If you predictive suggested search on the desktop site make sure you keep this for mobile and tablet. If you have large product sets, producing intuitive filtering across devices, is a must. Don’t take away this key feature for mobile visitors.
Do you have a persuasive, transparent payment proposition?
Provide transparency of your service proposition is crucial for conversion.
- Make your payment options clear
- Provide visiblity and clarity of your delivery options and costs on your product page on all deviecs
- Make the available payment options clear on your shopping basket
- Provide visitors on all devices with access to your delivery and returns information throughout check out
- Within checkout, don’t hide delivery options within a dropdown – expose them all to allow visitors to make a choice
Key goals for navigation is simple, fast and clear.
- Filtering should be quick and intuitive and consistent across devices
- Do not take away filter options for mobile visitors
- Ensure your filters are finer friendly for touches devices
Simplify the navigation to suit mobile and streamline your checkout.
- Simplify the header of your mobile site using the commonly seen tools icon
- In checkout, limit the amount of data you request to the bare minimum and don’t ask visitors to enter the same inforation more than once
- Disable the native auto fill feature on table and mobile
Provide flexibility for visitors in both visual display and delivery options.
- Provide flexible delivery options to suit your customers – this is becoming more important
- Provide the same delivery options across all devices and display options
- Maintain consistency of your feature set when it comes to browsing options for visitors
Bigger means better on mobile: make buttons and form fields finger friendly.
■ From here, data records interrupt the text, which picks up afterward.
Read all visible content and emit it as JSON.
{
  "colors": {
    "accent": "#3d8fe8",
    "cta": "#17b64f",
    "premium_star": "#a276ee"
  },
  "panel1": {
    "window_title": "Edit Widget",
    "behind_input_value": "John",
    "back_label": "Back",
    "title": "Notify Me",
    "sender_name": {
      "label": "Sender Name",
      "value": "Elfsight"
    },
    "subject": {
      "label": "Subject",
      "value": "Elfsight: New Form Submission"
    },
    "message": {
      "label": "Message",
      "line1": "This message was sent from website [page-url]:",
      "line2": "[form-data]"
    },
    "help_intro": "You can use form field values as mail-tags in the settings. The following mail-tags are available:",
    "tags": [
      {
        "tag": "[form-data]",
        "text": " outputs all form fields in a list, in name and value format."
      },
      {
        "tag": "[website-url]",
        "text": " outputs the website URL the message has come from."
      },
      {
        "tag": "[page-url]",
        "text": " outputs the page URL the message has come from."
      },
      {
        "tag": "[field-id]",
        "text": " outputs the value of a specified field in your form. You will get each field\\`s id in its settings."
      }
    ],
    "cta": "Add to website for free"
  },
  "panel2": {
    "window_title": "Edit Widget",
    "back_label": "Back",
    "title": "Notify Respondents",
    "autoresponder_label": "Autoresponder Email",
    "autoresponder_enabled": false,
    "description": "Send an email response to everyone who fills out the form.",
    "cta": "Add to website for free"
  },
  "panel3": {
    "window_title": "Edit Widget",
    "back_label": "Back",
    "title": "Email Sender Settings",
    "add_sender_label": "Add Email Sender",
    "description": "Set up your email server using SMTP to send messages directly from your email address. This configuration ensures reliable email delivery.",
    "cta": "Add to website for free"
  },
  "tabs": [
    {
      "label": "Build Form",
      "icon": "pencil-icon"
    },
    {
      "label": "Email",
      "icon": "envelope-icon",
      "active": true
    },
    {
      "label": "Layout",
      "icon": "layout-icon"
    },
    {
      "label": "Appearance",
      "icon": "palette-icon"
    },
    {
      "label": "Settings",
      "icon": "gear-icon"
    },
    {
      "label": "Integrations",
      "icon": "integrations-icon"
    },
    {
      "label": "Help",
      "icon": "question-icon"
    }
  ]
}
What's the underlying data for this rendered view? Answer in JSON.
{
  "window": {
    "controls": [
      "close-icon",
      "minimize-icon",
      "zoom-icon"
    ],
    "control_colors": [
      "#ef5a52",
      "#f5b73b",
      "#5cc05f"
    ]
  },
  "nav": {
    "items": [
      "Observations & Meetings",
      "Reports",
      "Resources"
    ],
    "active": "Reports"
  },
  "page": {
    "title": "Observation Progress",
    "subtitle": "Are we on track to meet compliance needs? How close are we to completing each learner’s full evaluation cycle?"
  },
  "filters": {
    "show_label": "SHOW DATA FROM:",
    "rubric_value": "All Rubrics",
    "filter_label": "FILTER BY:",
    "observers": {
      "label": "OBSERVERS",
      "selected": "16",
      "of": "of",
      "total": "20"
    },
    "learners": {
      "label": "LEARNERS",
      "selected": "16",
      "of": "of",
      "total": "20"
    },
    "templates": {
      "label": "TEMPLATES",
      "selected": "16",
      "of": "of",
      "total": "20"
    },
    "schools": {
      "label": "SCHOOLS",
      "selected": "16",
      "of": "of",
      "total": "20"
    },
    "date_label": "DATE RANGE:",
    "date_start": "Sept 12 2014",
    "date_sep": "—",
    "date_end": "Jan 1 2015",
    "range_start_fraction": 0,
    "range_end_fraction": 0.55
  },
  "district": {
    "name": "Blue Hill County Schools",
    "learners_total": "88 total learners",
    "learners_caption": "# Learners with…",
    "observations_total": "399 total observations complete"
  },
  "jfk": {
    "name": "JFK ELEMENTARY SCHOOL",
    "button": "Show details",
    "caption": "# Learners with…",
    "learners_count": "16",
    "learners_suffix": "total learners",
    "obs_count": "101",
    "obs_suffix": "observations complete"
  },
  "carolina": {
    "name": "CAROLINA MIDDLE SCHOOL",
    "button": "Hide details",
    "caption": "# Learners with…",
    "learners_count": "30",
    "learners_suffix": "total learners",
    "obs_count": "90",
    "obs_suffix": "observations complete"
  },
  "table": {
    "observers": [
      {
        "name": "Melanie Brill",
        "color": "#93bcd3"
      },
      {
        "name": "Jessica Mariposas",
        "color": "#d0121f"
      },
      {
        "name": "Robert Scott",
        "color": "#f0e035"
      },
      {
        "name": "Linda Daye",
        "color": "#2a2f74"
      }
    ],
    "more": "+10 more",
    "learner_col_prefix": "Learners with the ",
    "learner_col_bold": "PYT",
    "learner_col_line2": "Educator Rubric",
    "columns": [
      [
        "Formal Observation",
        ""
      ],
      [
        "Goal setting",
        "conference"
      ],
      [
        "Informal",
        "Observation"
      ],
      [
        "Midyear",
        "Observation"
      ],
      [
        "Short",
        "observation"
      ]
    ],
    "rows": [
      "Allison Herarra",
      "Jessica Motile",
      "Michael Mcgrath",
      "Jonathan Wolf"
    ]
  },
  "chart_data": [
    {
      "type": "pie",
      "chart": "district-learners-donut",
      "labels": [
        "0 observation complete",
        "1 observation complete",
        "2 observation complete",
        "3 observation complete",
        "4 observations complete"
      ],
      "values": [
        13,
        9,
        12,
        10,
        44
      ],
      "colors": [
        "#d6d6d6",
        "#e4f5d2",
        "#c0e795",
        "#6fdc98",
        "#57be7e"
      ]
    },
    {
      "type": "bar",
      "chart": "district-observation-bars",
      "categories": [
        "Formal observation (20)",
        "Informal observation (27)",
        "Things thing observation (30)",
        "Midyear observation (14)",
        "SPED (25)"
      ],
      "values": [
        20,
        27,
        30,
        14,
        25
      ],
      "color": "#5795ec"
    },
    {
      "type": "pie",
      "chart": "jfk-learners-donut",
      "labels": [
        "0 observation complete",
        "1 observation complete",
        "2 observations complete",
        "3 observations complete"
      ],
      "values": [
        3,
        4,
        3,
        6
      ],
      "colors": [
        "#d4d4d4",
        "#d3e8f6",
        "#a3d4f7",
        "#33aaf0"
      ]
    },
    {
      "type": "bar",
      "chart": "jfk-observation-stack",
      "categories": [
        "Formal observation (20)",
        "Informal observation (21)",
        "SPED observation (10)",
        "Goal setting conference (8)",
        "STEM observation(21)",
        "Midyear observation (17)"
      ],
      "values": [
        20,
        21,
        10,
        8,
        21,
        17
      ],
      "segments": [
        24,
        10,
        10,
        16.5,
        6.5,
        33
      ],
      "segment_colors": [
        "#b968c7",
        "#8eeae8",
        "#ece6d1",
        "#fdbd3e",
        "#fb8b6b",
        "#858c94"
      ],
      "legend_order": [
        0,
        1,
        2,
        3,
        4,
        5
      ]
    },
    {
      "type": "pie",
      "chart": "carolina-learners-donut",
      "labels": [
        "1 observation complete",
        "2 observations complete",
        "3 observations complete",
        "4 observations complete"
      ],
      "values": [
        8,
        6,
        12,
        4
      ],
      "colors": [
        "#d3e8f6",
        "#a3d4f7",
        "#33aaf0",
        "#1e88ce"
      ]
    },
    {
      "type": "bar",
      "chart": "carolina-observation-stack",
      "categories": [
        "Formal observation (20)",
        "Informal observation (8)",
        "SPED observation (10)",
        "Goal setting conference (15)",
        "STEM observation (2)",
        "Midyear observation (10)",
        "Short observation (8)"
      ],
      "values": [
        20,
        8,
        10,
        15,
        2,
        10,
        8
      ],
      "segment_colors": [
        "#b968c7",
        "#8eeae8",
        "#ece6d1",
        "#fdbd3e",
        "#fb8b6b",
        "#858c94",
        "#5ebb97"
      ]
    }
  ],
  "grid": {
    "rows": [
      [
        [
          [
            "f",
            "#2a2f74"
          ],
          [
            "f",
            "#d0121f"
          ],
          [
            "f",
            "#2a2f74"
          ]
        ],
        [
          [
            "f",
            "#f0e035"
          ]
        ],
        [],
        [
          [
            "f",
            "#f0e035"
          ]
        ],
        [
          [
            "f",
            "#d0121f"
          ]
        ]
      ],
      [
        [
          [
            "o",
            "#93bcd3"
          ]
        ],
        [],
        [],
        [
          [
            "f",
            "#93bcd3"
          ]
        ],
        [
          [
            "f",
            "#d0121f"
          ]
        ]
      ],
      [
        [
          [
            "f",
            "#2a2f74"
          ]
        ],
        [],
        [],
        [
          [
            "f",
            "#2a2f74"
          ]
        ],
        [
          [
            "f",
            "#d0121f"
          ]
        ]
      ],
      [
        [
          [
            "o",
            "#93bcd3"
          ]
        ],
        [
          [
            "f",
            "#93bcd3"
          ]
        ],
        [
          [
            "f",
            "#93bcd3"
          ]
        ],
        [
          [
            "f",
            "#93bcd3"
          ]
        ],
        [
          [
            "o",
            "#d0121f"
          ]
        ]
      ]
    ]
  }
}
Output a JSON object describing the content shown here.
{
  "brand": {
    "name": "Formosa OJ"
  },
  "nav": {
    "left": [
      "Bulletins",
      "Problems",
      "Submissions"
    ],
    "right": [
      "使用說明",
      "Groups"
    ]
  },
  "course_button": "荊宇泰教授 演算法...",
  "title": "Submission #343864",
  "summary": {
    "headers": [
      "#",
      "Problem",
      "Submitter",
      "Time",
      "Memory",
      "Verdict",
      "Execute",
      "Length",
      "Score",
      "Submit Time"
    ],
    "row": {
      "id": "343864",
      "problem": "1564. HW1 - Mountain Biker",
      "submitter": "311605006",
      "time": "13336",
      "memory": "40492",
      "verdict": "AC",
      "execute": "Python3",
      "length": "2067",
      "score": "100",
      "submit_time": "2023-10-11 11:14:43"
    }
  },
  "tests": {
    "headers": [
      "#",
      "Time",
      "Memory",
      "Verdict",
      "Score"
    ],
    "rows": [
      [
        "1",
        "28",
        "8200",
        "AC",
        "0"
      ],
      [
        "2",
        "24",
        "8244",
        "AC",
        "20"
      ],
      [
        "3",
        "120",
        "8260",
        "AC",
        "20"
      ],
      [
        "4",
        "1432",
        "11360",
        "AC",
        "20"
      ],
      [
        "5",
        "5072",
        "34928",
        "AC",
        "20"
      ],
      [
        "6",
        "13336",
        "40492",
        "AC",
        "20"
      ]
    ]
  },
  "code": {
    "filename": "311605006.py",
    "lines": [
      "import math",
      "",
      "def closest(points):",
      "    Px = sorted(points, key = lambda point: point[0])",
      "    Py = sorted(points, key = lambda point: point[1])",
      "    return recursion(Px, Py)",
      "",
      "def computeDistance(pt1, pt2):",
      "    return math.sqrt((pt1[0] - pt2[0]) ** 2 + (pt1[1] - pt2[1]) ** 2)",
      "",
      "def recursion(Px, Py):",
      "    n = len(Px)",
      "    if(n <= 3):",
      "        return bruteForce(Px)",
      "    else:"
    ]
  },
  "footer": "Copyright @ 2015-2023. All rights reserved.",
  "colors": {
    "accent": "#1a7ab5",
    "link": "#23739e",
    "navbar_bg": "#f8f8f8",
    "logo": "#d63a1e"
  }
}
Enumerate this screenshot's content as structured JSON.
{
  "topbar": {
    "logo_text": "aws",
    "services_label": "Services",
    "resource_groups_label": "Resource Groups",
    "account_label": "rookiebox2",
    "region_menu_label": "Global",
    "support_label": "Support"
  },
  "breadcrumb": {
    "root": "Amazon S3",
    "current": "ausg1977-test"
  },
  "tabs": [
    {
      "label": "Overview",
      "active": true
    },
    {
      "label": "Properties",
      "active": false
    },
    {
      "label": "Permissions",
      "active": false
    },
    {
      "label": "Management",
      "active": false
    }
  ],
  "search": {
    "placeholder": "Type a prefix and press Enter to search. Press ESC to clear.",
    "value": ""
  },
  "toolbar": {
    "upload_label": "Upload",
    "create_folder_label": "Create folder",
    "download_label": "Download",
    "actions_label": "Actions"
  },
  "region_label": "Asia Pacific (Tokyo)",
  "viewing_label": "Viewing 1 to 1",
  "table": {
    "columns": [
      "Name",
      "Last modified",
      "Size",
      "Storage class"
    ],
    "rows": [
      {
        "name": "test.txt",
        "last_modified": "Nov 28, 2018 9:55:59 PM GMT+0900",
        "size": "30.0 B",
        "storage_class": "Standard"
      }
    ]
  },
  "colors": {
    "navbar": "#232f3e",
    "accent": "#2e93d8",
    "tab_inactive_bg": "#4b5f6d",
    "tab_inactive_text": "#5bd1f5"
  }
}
- Users prefer larger form fields that do not require precision pressing on mobile
- Don’t be shy about providing big, full width buttons on mobile
- Give your primary calls to action breathing space
- Do not neglect the importance of having a quick loading website, especially for mobile visitors
3 Take aways
Going responsive or not, brands need to have a mobile optimised user experience to stay competitive and not lose mobile sales.
Users do not care whether your site is mobile optimised or responsive – they just want the same tools and features for browsing and filtering across all devices – and they don’t want to have to zoom in and out !
Provide both device specific user interactions and give visitors the ability to choose whether they have a richer or simpler browsing experience.